Sendo assim, embora as revistas Veja e Carta Capital tenham historicamente grandes divergências ideológicas, essa questão não será abordada de maneira profunda, pois interessa à pesquisa levar em conta, prioritariamente, os dois textos analisados. Há de se lembrar, contudo, a possibilidade de influência dos veículos de comunicação em seus colaboradores, no caso, os críticos de cinema, já que “os indivíduos vivem no interior de um grande número de diferentes instituições, que constituem aquilo que Pierre Bourdieu

chama de ‘campos sociais’, tais como as famílias, os grupos de colegas, as instituições educacionais, os grupos de trabalho ou partidos políticos”.

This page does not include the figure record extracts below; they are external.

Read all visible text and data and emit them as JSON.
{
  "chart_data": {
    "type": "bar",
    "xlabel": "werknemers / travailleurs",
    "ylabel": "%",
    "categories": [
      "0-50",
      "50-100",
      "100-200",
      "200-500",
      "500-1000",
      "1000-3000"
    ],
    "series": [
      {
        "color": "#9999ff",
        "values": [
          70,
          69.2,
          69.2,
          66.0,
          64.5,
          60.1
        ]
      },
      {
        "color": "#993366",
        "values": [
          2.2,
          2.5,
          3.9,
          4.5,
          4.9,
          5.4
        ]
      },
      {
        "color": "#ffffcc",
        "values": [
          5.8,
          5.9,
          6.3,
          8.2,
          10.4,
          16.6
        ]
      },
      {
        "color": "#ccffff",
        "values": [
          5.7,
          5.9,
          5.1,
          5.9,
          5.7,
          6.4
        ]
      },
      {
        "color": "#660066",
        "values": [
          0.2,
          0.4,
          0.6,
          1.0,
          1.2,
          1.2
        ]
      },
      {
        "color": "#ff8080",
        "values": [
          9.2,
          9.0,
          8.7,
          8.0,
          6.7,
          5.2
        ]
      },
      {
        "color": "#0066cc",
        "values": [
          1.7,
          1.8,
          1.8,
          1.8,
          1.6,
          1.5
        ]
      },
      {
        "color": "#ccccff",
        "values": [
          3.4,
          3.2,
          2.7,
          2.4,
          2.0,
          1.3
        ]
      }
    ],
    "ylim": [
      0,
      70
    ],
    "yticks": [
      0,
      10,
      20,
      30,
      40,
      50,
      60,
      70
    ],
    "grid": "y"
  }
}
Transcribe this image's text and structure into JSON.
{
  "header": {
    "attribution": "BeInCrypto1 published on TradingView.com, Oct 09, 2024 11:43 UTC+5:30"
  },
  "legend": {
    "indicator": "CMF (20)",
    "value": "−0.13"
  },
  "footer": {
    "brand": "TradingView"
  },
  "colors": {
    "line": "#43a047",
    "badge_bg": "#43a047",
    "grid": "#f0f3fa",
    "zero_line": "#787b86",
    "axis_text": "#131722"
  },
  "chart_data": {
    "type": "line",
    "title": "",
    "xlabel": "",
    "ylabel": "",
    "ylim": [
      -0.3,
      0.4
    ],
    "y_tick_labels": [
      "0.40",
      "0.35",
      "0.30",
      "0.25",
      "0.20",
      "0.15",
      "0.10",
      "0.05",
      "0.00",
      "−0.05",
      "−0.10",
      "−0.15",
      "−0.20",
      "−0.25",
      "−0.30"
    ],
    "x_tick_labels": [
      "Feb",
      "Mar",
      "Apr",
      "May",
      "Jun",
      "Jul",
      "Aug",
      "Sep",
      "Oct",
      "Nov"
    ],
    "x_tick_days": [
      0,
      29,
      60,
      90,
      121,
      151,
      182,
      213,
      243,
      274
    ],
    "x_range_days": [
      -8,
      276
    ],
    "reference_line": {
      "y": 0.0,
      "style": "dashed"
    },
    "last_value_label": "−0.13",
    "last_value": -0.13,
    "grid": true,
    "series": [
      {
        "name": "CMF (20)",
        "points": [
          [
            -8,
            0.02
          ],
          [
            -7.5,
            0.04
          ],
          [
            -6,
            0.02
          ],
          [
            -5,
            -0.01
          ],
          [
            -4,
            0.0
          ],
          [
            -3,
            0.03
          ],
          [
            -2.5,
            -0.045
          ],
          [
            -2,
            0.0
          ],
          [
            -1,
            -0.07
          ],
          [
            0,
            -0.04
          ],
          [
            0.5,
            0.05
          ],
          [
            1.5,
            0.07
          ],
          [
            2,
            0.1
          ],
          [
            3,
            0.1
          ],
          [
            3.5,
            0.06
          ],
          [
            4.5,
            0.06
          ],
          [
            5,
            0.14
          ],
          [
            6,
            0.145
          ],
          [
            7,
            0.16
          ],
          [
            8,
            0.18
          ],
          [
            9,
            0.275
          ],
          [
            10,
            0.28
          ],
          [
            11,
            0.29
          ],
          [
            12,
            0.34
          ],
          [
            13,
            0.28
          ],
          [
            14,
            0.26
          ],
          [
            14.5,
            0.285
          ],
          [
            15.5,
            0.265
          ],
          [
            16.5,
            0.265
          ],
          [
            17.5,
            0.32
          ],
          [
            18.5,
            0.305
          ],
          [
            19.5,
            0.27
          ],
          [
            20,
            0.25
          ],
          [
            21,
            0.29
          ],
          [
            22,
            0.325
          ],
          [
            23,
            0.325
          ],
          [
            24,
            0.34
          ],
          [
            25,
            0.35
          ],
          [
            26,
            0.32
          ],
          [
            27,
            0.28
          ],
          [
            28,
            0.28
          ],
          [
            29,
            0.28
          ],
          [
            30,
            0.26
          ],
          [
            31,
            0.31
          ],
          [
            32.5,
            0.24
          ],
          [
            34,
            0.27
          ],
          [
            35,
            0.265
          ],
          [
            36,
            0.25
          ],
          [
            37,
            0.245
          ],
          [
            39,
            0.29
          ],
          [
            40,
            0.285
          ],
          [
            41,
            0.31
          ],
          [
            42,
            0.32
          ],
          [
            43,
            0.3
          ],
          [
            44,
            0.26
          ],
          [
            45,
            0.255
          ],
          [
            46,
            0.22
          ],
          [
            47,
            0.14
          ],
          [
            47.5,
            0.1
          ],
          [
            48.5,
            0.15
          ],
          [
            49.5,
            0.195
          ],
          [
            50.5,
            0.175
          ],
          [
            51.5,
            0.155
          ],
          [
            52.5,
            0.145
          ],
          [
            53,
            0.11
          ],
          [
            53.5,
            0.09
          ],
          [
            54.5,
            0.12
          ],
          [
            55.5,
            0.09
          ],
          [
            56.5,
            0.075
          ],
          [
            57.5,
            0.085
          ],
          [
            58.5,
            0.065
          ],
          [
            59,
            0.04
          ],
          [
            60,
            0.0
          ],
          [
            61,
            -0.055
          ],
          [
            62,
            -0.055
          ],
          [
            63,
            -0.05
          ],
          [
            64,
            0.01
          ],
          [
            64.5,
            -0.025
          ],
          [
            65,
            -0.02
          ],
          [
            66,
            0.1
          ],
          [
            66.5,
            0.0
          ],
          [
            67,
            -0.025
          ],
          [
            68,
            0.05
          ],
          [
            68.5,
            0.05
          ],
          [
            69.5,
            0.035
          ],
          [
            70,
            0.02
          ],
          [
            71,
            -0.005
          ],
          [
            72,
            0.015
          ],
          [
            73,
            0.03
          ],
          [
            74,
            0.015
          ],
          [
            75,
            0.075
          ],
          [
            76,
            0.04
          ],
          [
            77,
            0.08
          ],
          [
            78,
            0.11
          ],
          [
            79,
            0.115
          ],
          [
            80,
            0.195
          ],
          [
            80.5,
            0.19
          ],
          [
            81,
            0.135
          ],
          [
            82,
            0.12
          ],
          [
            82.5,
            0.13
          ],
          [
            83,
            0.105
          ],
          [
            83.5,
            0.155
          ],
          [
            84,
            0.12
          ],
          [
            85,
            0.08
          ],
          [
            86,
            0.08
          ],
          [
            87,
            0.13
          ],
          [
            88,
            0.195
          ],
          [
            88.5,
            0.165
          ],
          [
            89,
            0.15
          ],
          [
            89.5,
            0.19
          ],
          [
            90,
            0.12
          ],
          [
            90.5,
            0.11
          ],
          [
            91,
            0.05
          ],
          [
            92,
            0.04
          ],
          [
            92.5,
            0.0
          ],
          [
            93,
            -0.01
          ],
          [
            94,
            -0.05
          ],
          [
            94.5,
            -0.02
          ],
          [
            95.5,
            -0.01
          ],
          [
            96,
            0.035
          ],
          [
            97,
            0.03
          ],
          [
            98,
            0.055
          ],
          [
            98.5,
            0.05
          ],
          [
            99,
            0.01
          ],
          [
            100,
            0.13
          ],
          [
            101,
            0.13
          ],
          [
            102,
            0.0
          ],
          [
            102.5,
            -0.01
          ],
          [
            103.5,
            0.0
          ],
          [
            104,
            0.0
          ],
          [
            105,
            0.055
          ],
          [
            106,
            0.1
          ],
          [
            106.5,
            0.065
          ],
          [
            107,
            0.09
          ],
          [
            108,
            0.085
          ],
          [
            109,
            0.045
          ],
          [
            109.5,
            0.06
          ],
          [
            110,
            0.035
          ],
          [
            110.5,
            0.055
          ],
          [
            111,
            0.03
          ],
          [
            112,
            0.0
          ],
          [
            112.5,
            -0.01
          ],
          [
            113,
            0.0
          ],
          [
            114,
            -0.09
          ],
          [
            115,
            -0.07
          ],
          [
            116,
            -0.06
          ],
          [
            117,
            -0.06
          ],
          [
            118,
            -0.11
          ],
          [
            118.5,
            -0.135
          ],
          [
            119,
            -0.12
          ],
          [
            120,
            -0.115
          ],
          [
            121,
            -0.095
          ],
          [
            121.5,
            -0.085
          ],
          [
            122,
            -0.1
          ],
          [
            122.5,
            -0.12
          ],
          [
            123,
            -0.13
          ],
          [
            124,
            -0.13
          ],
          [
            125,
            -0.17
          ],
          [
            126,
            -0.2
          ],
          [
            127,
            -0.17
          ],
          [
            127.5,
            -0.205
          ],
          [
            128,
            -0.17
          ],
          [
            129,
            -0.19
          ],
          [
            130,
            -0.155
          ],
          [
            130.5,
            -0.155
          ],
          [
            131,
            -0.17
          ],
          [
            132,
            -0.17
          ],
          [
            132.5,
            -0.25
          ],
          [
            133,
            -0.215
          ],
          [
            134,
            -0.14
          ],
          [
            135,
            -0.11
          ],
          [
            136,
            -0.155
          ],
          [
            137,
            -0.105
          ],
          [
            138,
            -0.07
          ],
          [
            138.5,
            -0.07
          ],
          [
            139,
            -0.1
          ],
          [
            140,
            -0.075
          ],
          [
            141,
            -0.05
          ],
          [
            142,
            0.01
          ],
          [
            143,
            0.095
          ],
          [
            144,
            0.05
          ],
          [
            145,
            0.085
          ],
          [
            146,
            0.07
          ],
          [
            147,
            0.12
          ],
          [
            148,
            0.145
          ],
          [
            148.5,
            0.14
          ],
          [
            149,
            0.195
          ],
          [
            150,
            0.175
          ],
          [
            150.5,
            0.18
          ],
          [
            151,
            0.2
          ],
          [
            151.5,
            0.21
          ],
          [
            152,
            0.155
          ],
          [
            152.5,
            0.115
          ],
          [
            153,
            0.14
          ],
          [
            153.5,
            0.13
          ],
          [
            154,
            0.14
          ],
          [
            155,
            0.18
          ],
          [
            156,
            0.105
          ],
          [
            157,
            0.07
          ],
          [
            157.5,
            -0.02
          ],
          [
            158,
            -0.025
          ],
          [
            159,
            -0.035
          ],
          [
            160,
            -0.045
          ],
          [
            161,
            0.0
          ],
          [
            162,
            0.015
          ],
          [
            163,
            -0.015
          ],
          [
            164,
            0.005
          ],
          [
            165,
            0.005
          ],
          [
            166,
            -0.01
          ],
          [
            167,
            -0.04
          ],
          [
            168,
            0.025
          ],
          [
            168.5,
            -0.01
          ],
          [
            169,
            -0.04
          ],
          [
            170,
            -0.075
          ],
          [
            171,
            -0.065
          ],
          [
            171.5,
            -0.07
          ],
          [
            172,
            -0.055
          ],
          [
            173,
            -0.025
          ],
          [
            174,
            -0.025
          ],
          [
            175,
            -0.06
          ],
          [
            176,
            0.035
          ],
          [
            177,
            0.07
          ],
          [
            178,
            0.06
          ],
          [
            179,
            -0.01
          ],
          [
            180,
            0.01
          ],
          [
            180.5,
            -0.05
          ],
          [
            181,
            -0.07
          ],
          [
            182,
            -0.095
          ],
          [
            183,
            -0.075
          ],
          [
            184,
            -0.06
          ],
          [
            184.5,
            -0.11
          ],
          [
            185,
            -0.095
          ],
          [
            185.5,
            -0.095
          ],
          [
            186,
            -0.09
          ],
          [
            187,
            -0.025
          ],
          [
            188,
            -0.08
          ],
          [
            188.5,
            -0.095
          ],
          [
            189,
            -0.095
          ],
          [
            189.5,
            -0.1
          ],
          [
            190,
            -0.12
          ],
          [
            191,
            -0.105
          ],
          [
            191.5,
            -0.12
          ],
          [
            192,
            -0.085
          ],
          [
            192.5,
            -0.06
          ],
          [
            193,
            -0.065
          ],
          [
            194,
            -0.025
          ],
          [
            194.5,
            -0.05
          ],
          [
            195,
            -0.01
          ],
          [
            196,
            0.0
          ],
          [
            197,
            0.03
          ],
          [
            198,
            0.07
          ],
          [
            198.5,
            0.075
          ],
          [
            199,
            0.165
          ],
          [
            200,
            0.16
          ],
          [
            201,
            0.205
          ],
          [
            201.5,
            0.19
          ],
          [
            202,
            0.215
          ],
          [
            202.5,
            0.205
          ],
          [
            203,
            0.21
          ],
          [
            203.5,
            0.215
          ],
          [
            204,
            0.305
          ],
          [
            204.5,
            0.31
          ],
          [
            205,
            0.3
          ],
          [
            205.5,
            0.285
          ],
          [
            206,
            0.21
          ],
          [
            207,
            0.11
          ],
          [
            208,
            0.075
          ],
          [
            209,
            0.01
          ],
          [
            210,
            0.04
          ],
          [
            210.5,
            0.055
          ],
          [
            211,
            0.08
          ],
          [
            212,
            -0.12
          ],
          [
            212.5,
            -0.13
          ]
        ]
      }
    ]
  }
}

Todas as pessoas participam dessas instituições e exercem graus diversos de escolha e autonomia, “mas cada um deles tem um contexto material e, na verdade, um espaço e um lugar, bem como um conjunto de recursos simbólicos”.

O que a autora busca dizer com isso é que as pessoas podem ter comportamentos, ideias e posicionamentos diferentes, de acordo com o universo em que estão inseridas em determinado momento, como casa, trabalho e partido.

Embora possamos nos ver, seguindo o senso comum, como sendo a “mesma pessoa” em todos os nossos diferentes encontros e interações, não é difícil perceber que somos diferentemente posicionados, em diferentes momentos e em diferentes lugares, de acordo com os diferentes papéis sociais que estamos exercendo (HALL, 2000)

Esse argumento busca defender a ideia de que os sujeitos possuem diferentes “identidades”, que variam de acordo com situações, por conta das restrições sociais de cada local, já que “em um certo sentido, somos posicionados – e também posicionamos a nós mesmos – de acordo com os ‘campos sociais’ nos quais estamos atuando”. (HALL, 2000, p. 30 e 31). Assim, pode-se perceber que existe a possibilidade de os artigos não expressarem com exatidão os pensamentos de seus autores, mas sim o que consideram conveniente nas posições que ocupam – colaboradora da revista Veja e colaborador da revista Carta Capital.